Serious writers write every day. They make it a priority and force it in to their day.
The general rule for professionals is 2000 words a day, every day. You might feel that is not possible because you have work and a family and commitments and so forth, and that is fair enough, but how are you addressing this issue? The sad truth is that the year out that you plan in which you will write your novel may never happen. The writers’ retreat and the weekends away and getting that conservatory built where you can hide yourself away — not only do these things rarely actually come around, but the fact is that when you have all day to write, there is a limit on the amount of artistic energy a person can productively deliver in a single day. People take a year out and quickly get disappointed with how slowly it moves forwards. That is why a professional writer’s expectation is only for 2000 words in a day. I have managed 10,000 in a single day when I was wild and young, and most authors will tell you they can write much more than 2000 in a day, but they will have other days when they go backwards. An average of 2000 words a day is a good, professional hit rate.
What I do with aspiring writers who have jobs and kids and lives outside their writing is congratulate them. Living a full life is essential if you are going to write stories that resonate with normal human beings, so do not feel resentful towards your work and family for keeping you from your novel. But you do burn to write, so the question I pose is: can you manage say one side of A4 per day? Could you get up 30 minutes earlier? Could you do a page at lunchtime? Half-an-hour on the train? How about if you get to work early? That’s what I used to do when I was working in an office. You get the credit for being first in every day and do a quick hour before anyone else arrives. One side of A4 every day. That is my challenge to you. Could you do that?! The answer is usually a cautious ‘well, when you put it like that… one side of A4? I guess I can do that, yes.’
In that case, I can congratulate you again. You will have a completed full-length work so quickly you will wonder where on Earth it came from. A side of A4 is around 500 words a day. Let’s give you a day off or a day you didn’t get round to it and call it six days a week. That’s 3000 words a week. That’s a 90,000 word novel in around seven months. In fact, that leaves a week off before the end of July and five whole months of the year left for rewrites, editing and polish. That’s a book a year, no problem. From a single side of A4 per day and Sundays off.

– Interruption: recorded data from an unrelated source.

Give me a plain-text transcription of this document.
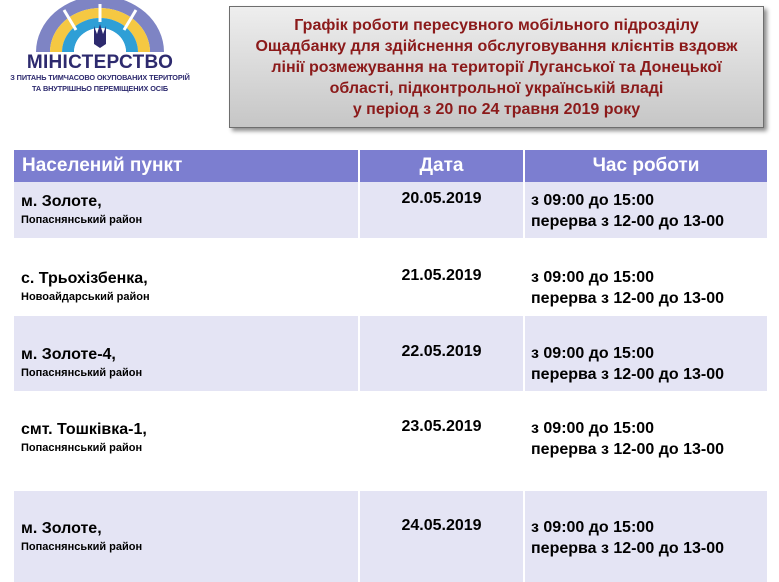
МІНІСТЕРСТВО
З ПИТАНЬ ТИМЧАСОВО ОКУПОВАНИХ ТЕРИТОРІЙ
ТА ВНУТРІШНЬО ПЕРЕМІЩЕНИХ ОСІБ
Графік роботи пересувного мобільного підрозділу
Ощадбанку для здійснення обслуговування клієнтів вздовж
лінії розмежування на території Луганської та Донецької
області, підконтрольної українській владі
у період з 20 по 24 травня 2019 року
Населений пункт	Дата	Час роботи
м. Золоте,
Попаснянський район
20.05.2019	з 09:00 до 15:00
перерва з 12-00 до 13-00
с. Трьохізбенка,
Новоайдарський район
21.05.2019	з 09:00 до 15:00
перерва з 12-00 до 13-00
м. Золоте-4,
Попаснянський район
22.05.2019	з 09:00 до 15:00
перерва з 12-00 до 13-00
смт. Тошківка-1,
Попаснянський район
23.05.2019	з 09:00 до 15:00
перерва з 12-00 до 13-00
м. Золоте,
Попаснянський район
24.05.2019	з 09:00 до 15:00
перерва з 12-00 до 13-00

So there is no excuse. Don’t wait for that mythical year out. Don’t wait for the retreat. You can’t wait for the time you get the conservatory built in the garden and have half the day free to moon around in there thinking deep thoughts. That is not realistic. Artists are notoriously unrealistic, but do not undervalue what I am saying here: This is one of the secrets of success. One of the major differences I have found between artists and… successful artists is that successful artists are productive. And they write every day.
Let this be your wake-up call. Start now, and get on with it. Set the beast free! 500 words a day will achieve what you so passionately want. Writing every day will get you in a rhythm, so it becomes easier and the quality goes up. Don’t worry if your daily 500 are not polished words forming perfect prose. Just write something! Once you get in your rhythm you will find that you have other times in your day to think about your writing, and that is all part of it. You will figure out what is bugging you about what you did yesterday and plan for what that 500 words will contain tomorrow, so it gets easier and easier as your story world becomes part of your daily mindset and you get more and more immersed. And on top of that, you then have five months to edit it later in the year. Just make the time in your day and write something — anything! — and you will grow as a writer. It doesn’t matter if those words all end up in the bin — this is still progress. Have the confidence to throw stuff away and keep going. That’s fine. You are after the 10% of what you do that is golden. Much of what we do should get thrown away, and you need to be productive so that golden ten-percent ends up comprising your entire output.
Disciplining yourself to a routine is so very hard, and getting your bottom to stay on the chair and actually writing those first words in a session — that is the key to writing a book and to being a professional writer. I struggle to sit still, but I can tell myself I will focus and write for ten minutes. Just ten. And just write. Next time I look up, the chances are an hour has passed.
You will be amazed how productive you can be if you can be less artistic about your routine, and force that small bit of discipline into your writing life.